A similar situation and discussion is underway in Canada regarding Canada Pension Plan (CPP) replacement rates – 25 per cent of a cap of about $50,000 – and the gradual increase in eligibility age for Old Age Security (OAS) from 65 to 67, as well as the related impact on collecting the Guaranteed Income Supplement (GIS).
“In addition to all of that, we have a long-term financing gap in Social Security, and if benefits were to be cut that would further reduce those replacement rates,” says Eschtruth.
On average, people between the ages of 55-64, those approaching the traditional retirement years, have about $100,000 in retirement savings, he continues, adding that’s not much to spread out over an entire retirement period – it would produce about $400 a month.
When considering solutions to the retirement crisis, “one of our goals was to do this without upending the retirement system – we did not want to say let’s tear everything apart and start a new system from scratch, so we looked at how to work within the existing system to strengthen retirement security for everyone,” says Eschtrutch.

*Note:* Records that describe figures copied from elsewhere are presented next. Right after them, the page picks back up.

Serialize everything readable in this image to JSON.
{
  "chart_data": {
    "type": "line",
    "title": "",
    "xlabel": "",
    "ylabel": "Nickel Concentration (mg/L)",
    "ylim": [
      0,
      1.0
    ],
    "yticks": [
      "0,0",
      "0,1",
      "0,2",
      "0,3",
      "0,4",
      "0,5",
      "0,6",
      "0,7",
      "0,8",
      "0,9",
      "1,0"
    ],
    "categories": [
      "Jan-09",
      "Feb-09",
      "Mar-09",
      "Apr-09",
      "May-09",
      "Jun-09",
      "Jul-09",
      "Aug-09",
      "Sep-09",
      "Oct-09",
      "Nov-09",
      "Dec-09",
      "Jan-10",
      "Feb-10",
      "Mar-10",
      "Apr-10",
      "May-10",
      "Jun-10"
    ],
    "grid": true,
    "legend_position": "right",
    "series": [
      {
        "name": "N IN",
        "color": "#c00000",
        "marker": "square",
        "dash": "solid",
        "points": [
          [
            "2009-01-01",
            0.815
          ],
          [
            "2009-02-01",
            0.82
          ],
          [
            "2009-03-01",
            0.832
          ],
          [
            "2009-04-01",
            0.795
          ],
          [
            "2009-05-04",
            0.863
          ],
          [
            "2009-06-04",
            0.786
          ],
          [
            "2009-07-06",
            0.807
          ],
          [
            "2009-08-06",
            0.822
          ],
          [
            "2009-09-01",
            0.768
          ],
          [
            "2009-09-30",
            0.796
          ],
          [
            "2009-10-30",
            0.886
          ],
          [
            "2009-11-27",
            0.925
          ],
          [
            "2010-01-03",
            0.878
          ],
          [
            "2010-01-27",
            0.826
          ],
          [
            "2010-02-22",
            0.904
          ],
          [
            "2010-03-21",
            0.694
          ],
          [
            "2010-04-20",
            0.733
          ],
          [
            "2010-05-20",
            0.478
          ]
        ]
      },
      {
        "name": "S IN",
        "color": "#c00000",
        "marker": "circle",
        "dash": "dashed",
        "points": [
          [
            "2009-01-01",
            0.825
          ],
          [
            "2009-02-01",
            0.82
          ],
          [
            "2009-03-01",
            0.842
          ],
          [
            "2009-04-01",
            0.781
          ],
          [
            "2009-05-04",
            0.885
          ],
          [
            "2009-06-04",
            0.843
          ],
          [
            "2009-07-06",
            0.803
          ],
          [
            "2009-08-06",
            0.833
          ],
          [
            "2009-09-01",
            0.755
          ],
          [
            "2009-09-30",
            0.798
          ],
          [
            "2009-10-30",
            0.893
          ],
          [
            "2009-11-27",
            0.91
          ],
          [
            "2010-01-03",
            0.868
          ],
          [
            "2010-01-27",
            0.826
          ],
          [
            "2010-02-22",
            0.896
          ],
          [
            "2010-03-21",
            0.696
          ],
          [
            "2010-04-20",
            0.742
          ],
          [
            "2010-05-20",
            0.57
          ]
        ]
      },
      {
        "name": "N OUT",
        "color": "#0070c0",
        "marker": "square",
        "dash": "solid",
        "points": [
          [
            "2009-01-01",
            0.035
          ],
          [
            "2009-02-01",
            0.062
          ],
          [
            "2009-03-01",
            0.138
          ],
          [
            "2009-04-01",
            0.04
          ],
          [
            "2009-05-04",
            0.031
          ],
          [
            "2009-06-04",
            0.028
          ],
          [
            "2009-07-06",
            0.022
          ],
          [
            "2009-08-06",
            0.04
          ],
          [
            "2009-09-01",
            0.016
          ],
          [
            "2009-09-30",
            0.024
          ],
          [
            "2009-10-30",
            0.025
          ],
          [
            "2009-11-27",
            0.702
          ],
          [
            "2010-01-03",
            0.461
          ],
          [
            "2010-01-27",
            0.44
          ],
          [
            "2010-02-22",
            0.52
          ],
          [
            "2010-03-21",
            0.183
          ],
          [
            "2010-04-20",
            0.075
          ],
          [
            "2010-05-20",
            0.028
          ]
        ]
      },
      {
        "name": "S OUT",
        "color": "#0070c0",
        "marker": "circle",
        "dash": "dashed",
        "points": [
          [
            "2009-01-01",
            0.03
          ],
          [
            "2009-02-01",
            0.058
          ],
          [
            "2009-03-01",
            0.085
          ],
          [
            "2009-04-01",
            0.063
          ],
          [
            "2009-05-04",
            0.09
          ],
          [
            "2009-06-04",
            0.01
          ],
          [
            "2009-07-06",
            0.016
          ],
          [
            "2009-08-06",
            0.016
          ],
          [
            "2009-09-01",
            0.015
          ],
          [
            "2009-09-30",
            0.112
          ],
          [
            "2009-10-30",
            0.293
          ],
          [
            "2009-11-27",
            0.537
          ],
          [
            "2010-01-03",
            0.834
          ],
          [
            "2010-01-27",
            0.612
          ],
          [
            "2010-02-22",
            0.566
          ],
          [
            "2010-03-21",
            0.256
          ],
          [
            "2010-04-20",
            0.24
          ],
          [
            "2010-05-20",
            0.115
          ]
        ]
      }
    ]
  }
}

Existing DC plans would work better if they adopted proven behavioural science principles that show that once employees are enrolled, they tend to stay in a plan. Automatic escalation of contributions would build bigger pension pots; the authors suggest 10-15 per cent of annual salary. For those without an occupational plan, some type of state-run scheme would provide coverage – Eschtruth points to the UK’s NEST program as an example.
Maintaining current Social Security benefit levels and finding a way to increase them, working longer, and using equity in a home as a retirement asset are all tactics the authors suggest to increase retirement security.
It’s important to find solutions to the problems of inadequate retirement income, a concern that most of the developed work is facing, says Eschtruch.
“We don’t like the notion that people end up feeling they can’t have the things in retirement they were dreaming about – whether that was scaling back travel or family time. We want people to be comfortable and not surprised.”